Le rajeunissement spectaculaire de la Bourse française
La Bourse française a vécu, en cinq ans, un rajeunissement accéléré et sans précédent. Selon la note n° 140 du Cercle de l’Épargne publiée en février 2026, les moins de 35 ans, qui ne représentaient que 28 % des investisseurs particuliers en 2020, en constituent désormais près de 38 à 40 % en 2023. L’âge moyen des investisseurs actifs est tombé à 43,8 ans pour les hommes et 54,6 ans pour les femmes en 2024, soit un recul de plus de cinq ans en seulement deux ans. Au total, plus de 1,5 million de nouveaux investisseurs particuliers se sont lancés sur les marchés actions entre 2020 et 2025.

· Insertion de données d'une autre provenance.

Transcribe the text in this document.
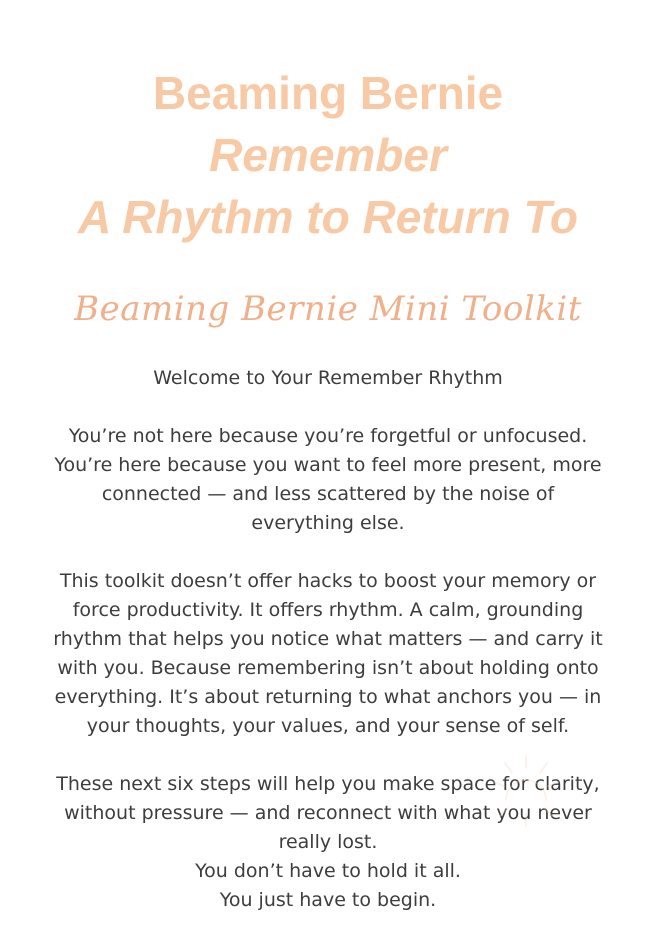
Beaming Bernie
Remember
A Rhythm to Return To
Beaming Bernie Mini Toolkit

Welcome to Your Remember Rhythm

You’re not here because you’re forgetful or unfocused.

You’re here because you want to feel more present, more

connected — and less scattered by the noise of

everything else.

This toolkit doesn’t offer hacks to boost your memory or

force productivity. It offers rhythm. A calm, grounding

rhythm that helps you notice what matters — and carry it

with you. Because remembering isn’t about holding onto

everything. It’s about returning to what anchors you — in

your thoughts, your values, and your sense of self.

These next six steps will help you make space for clarity,

without pressure — and reconnect with what you never

really lost.

You don’t have to hold it all.

You just have to begin.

Ces nouveaux venus privilégient les comptes en ligne, les néobanques et les applications d’investissement sur smartphone. Ils se tournent volontiers vers les ETF (fonds indiciels cotés), perçus comme simples, transparents et peu coûteux, à rebours des produits bancaires traditionnels souvent jugés opaques et chargés en frais. La gestion automatisée, les robo-advisors et les outils pilotés par intelligence artificielle les séduisent également. Leur rapport à l’investissement est différent de celui de leurs aînés : plus direct, plus décomplexé, alimenté par les réseaux sociaux et les contenus financiers en ligne.

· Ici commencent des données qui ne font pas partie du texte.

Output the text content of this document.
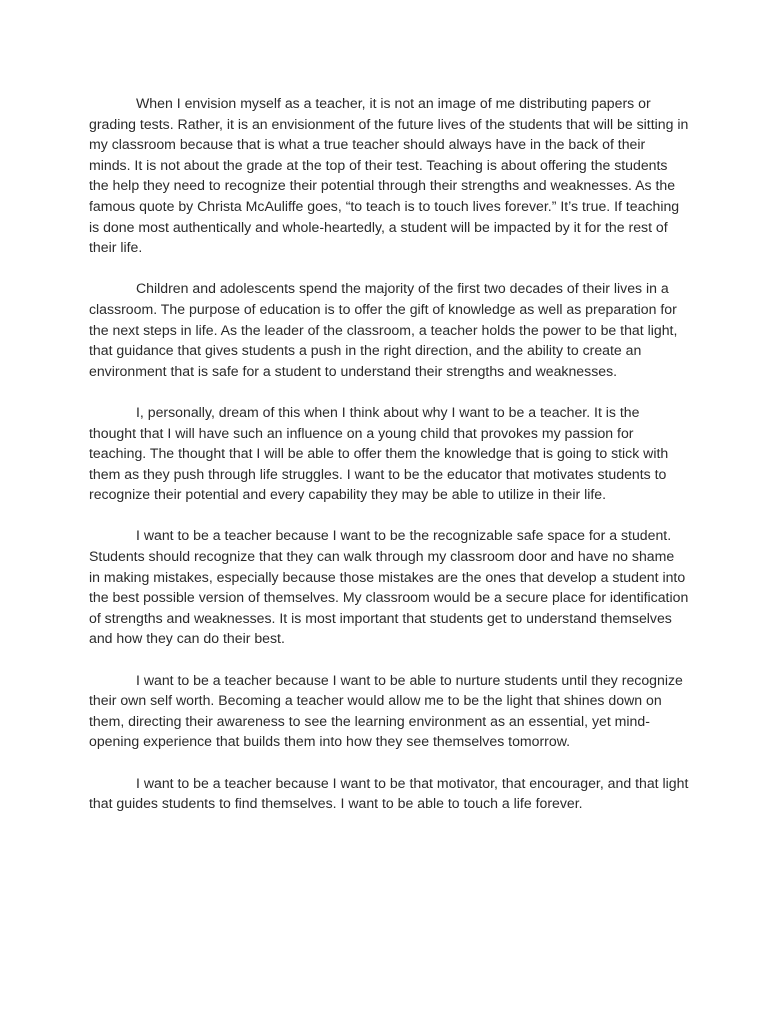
When I envision myself as a teacher, it is not an image of me distributing papers or grading tests. Rather, it is an envisionment of the future lives of the students that will be sitting in my classroom because that is what a true teacher should always have in the back of their minds. It is not about the grade at the top of their test. Teaching is about offering the students the help they need to recognize their potential through their strengths and weaknesses. As the famous quote by Christa McAuliffe goes, “to teach is to touch lives forever.” It’s true. If teaching is done most authentically and whole-heartedly, a student will be impacted by it for the rest of their life.

Children and adolescents spend the majority of the first two decades of their lives in a classroom. The purpose of education is to offer the gift of knowledge as well as preparation for the next steps in life. As the leader of the classroom, a teacher holds the power to be that light, that guidance that gives students a push in the right direction, and the ability to create an environment that is safe for a student to understand their strengths and weaknesses.

I, personally, dream of this when I think about why I want to be a teacher. It is the thought that I will have such an influence on a young child that provokes my passion for teaching. The thought that I will be able to offer them the knowledge that is going to stick with them as they push through life struggles. I want to be the educator that motivates students to recognize their potential and every capability they may be able to utilize in their life.

I want to be a teacher because I want to be the recognizable safe space for a student. Students should recognize that they can walk through my classroom door and have no shame in making mistakes, especially because those mistakes are the ones that develop a student into the best possible version of themselves. My classroom would be a secure place for identification of strengths and weaknesses. It is most important that students get to understand themselves and how they can do their best.

I want to be a teacher because I want to be able to nurture students until they recognize their own self worth. Becoming a teacher would allow me to be the light that shines down on them, directing their awareness to see the learning environment as an essential, yet mind-opening experience that builds them into how they see themselves tomorrow.

I want to be a teacher because I want to be that motivator, that encourager, and that light that guides students to find themselves. I want to be able to touch a life forever.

La démocratisation reste toutefois incomplète, note le Cercle. La Bourse demeure un territoire encore majoritairement masculin, et la détention d’actifs risqués reste fortement corrélée au niveau de revenu et d’éducation financière. Le chemin vers une véritable démocratisation actionnariale est encore long, et les enjeux de littératie financière se posent avec acuité. La multiplication des contenus financiers sur YouTube, TikTok et les podcasts spécialisés a certes contribué à désacraliser l’investissement, mais elle s’accompagne aussi de risques : informations approximatives, biais de survie dans les témoignages d’investisseurs, et parfois promotion déguisée de produits risqués.
Les cryptoactifs : un fait culturel plus qu’un placement de masse
En 2025, environ 12 % des ménages français détiennent des cryptoactifs, selon le Cercle de l’Épargne, un chiffre encore éloigné des 21 % observés aux États-Unis. Près de 30 % des moins de 35 ans en possèdent ou en ont possédé, et 57 % des détenteurs ont moins de 35 ans. Pour 54 % d’entre eux, les cryptoactifs représentent moins de 10 % de leur épargne totale : il s’agit le plus souvent d’un investissement marginal, exploratoire, voire ludique.
La crypto n’est donc pas un investissement de masse par les montants en jeu. Mais elle constitue un fait culturel majeur, doté d’une puissance symbolique considérable, souligne le Cercle : promesse de gains rapides, rejet des intermédiaires traditionnels et des banques, goût du risque et du jeu, sentiment d’appartenance à une communauté de conviction. Seuls 21 % des Français jugent les cryptos « intéressantes », selon l’enquête du Cercle, mais cette proportion grimpe à 36 % chez les 18-24 ans et chute à 13 % chez les plus de 65 ans. Le fossé générationnel est béant. Il pose la question de la régulation de ces actifs numériques, de l’éducation financière des plus jeunes et de l’intégration progressive de ces nouveaux instruments dans l’écosystème de l’épargne française. Le cadre européen MiCA, entré en vigueur récemment, devrait contribuer à structurer le marché et à protéger les investisseurs, mais il ne suffira pas à lui seul à combler le déficit de connaissance qui entoure encore ces produits complexes et volatils.